If an attacking player has any part of his body touch the crease before the ball crosses the goal plane, that goal is waived due to a crease violation.
If an attacking player makes a shot from outside the crease but a teammate is in the crease, the goal is again waived due to a crease violation.
The following clip demonstrates a crease violation. Shayne Jackson on the right had his toes on the crease when he made shot the ball in for a goal, and the goal was waived because of that.
Players trying to score, however, aren’t the only ones that can’t enter the crease.
An attacking player without the ball that steps in the crease cannot receive the ball as they are deemed to have gained an advantage. The ball must be passed to a different player before that off-ball attacking player who entered the crease can receive a pass.
If a defending player receives the ball outside of their crease, they cannot enter the crease to begin their transition, as they are deemed to have gained an advantage.
One final fact regarding the crease: while the goaltender is in the crease and has possession of the ball, an attacking player cannot make contact with the goalie nor his stick.
There are exceptions to this, like if a defender hits an attacking player, and that hit causes the attacking player to make contact with the goalie.
All games start with a face-off. Similar to a tip-off in basketball, two opposing players will kneel down in the center of the floor and try and gain possession of the ball.
The rest of the players on the floor must be behind the restraining lines between the goals and middle of the floor.
After a team scores a goal, two players will immediately meet again in the center of the floor for another face-off.
A face-off will also take place at the beginning of each quarter and overtime.
If a player commits a face-off violation, then the ref will blow his whistle to call the play dead and award the ball to the team which did not commit a violation.

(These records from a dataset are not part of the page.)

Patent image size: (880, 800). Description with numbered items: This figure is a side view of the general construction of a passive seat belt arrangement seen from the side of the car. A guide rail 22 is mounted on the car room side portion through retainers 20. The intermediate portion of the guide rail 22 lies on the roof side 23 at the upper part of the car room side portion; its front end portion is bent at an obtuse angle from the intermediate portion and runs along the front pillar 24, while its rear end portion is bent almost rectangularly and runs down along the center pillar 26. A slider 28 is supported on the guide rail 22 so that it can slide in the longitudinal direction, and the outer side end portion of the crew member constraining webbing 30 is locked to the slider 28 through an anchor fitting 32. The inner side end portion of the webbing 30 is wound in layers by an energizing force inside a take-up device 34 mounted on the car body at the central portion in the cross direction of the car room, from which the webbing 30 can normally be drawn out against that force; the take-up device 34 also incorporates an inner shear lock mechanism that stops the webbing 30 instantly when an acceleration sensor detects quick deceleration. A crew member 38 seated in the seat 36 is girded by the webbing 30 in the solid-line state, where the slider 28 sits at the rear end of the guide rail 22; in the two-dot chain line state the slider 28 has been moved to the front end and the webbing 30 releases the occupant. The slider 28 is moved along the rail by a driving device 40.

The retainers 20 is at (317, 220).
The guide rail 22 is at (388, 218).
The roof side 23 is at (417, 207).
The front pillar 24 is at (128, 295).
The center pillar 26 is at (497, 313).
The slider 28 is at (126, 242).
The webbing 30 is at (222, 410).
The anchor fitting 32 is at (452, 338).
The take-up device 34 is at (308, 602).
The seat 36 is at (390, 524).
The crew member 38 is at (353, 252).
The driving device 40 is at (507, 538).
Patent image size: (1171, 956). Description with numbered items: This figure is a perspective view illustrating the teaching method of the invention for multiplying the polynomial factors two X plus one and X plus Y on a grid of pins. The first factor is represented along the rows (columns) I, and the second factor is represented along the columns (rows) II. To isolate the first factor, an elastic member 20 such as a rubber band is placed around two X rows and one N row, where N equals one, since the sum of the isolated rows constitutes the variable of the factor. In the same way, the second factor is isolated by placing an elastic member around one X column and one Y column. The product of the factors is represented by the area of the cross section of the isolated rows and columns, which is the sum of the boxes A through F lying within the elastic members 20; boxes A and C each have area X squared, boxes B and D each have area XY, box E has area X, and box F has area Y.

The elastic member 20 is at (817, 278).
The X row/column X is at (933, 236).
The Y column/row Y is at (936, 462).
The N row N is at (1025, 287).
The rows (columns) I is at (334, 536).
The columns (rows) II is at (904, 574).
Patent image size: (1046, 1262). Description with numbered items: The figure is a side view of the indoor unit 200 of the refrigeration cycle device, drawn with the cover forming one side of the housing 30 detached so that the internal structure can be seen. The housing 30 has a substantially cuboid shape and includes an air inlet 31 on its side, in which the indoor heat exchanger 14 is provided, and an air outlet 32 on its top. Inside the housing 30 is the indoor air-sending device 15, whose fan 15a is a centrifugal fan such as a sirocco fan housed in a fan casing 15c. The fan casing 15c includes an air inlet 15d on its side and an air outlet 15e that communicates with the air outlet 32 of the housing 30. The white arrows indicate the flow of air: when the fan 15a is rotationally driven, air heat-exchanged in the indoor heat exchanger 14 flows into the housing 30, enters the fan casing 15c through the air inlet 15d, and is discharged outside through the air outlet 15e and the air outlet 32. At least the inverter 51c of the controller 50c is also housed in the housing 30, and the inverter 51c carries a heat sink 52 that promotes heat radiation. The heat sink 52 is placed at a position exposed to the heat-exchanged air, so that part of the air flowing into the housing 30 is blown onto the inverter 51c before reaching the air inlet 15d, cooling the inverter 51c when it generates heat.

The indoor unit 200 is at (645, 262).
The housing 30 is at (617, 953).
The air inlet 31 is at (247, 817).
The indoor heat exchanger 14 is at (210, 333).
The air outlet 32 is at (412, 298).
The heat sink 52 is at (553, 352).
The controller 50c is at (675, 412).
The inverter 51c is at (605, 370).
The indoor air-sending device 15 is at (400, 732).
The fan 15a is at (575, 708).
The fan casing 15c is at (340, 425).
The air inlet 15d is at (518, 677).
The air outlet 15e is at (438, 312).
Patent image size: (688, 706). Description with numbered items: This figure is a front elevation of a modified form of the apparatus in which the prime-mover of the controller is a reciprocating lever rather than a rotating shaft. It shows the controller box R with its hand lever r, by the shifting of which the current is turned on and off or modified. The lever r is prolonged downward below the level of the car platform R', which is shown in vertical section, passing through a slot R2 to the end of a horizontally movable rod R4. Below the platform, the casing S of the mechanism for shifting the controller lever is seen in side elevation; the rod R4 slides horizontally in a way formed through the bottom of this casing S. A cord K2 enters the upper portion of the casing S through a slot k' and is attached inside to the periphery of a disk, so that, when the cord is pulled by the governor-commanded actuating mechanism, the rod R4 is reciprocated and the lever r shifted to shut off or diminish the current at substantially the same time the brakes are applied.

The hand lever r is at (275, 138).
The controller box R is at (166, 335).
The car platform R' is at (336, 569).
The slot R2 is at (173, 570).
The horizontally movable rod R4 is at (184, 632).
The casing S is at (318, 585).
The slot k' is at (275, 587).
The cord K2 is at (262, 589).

The following are considered face-off violations:
Teams get one timeout per half, two total per game. If a game goes into overtime, teams will receive one additional timeout.
Timeouts not used in the first half do not carry over into the second half. Timeouts run 45 seconds.
For a team to use a timeout while there is action on the floor, they must have possession of the ball.
When there has been a stoppage in play, either team can use their timeout.
Referees can call timeouts for injured players, and neither team will be charged a timeout.
Every quarter has two promotional timeouts, typically under the 10-minute and 5-minute marks.